The GET score was calculated, and if there were too few parameters to provide a total weighting of ≥70%, the GET score was set to missing. In the proof of concept study, IGF-I concentrations were measured mainly as a parameter for plausibility, verifying whether GH had or had not been administered. IGF-I was assessed centrally using the iSYS automated chemiluminescent IGF-I assay (Immunodiagnostic Systems Ltd., Boldon, UK). The assay employs two monoclonal antibodies and is calibrated against WHO International Standard 02/254 (National Institute for Biological Standards and Control, Hertfordshire, UK) [
22].
Statistical analysis
In observational studies, clinical practice is reflected in missing values, missing visits and fewer untreated controls than treated patients, thereby providing unbalanced data; therefore, a repeated measures model was found to be the most appropriate method to analyse the available data. The study sample size was determined by the ability to recruit patients within the study period. By using the repeated measures multiple regression model for the GET score analysis, correlation of data within the individual patient were taken into account when patients were observed at several visits over time within the study period. Any overall differences between the mean GET score of the two groups in the full study period could be detected. Due to the ageing of the patients over the study period, deterioration over time could potentially occur in the parameters included in the GET score, therefore untreated controls versus treated patients were evaluated.

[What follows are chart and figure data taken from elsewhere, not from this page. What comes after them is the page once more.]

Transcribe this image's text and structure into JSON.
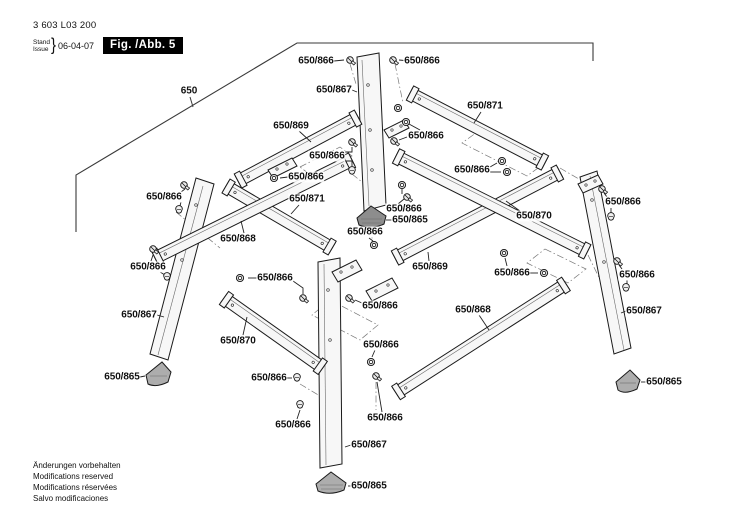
{
  "header": {
    "part_number": "3 603 L03 200",
    "stand_label": "Stand",
    "issue_label": "Issue",
    "brace": "}",
    "date": "06-04-07",
    "figure_label": "Fig. /Abb. 5"
  },
  "footer": {
    "lines": [
      "Änderungen vorbehalten",
      "Modifications reserved",
      "Modifications réservées",
      "Salvo modificaciones"
    ]
  },
  "diagram": {
    "assembly_number": "650",
    "part_numbers": [
      "650",
      "650/865",
      "650/866",
      "650/867",
      "650/868",
      "650/869",
      "650/870",
      "650/871"
    ],
    "colors": {
      "line": "#1a1a1a",
      "part_fill": "#f7f7f7",
      "foot_fill": "#adadad",
      "figure_box_bg": "#000000",
      "figure_box_text": "#ffffff"
    },
    "callouts": [
      {
        "text": "650",
        "x": 189,
        "y": 91
      },
      {
        "text": "650/866",
        "x": 316,
        "y": 61
      },
      {
        "text": "650/866",
        "x": 422,
        "y": 61
      },
      {
        "text": "650/867",
        "x": 334,
        "y": 90
      },
      {
        "text": "650/869",
        "x": 291,
        "y": 126
      },
      {
        "text": "650/871",
        "x": 485,
        "y": 106
      },
      {
        "text": "650/866",
        "x": 426,
        "y": 136
      },
      {
        "text": "650/866",
        "x": 327,
        "y": 156
      },
      {
        "text": "650/866",
        "x": 472,
        "y": 170
      },
      {
        "text": "650/866",
        "x": 306,
        "y": 177
      },
      {
        "text": "650/866",
        "x": 164,
        "y": 197
      },
      {
        "text": "650/871",
        "x": 307,
        "y": 199
      },
      {
        "text": "650/866",
        "x": 623,
        "y": 202
      },
      {
        "text": "650/866",
        "x": 404,
        "y": 209
      },
      {
        "text": "650/870",
        "x": 534,
        "y": 216
      },
      {
        "text": "650/865",
        "x": 410,
        "y": 220
      },
      {
        "text": "650/866",
        "x": 365,
        "y": 232
      },
      {
        "text": "650/868",
        "x": 238,
        "y": 239
      },
      {
        "text": "650/866",
        "x": 148,
        "y": 267
      },
      {
        "text": "650/869",
        "x": 430,
        "y": 267
      },
      {
        "text": "650/866",
        "x": 512,
        "y": 273
      },
      {
        "text": "650/866",
        "x": 637,
        "y": 275
      },
      {
        "text": "650/866",
        "x": 275,
        "y": 278
      },
      {
        "text": "650/866",
        "x": 380,
        "y": 306
      },
      {
        "text": "650/868",
        "x": 473,
        "y": 310
      },
      {
        "text": "650/867",
        "x": 139,
        "y": 315
      },
      {
        "text": "650/867",
        "x": 644,
        "y": 311
      },
      {
        "text": "650/870",
        "x": 238,
        "y": 341
      },
      {
        "text": "650/866",
        "x": 381,
        "y": 345
      },
      {
        "text": "650/866",
        "x": 269,
        "y": 378
      },
      {
        "text": "650/865",
        "x": 122,
        "y": 377
      },
      {
        "text": "650/865",
        "x": 664,
        "y": 382
      },
      {
        "text": "650/866",
        "x": 385,
        "y": 418
      },
      {
        "text": "650/866",
        "x": 293,
        "y": 425
      },
      {
        "text": "650/867",
        "x": 369,
        "y": 445
      },
      {
        "text": "650/865",
        "x": 369,
        "y": 486
      }
    ]
  }
}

The model included treatment group (control and treated), visit, and the interaction term between visit and treatment as explanatory variables. Gender, age and treatment duration were also included in the model to adjust for potential differences in patient characteristics in the two groups. The overall difference in GET score between control and treated groups in the full study period was estimated by least squares means (LSM). Missing data were handled by the repeated measures model when evaluating the GET score and were considered missing completely at random. Descriptive statistics were applied for all parameters and data are presented as mean ± SD, unless otherwise stated. Statistical analysis was performed using SAS v9.4 (SAS Institute Inc., Cary, North Carolina, USA).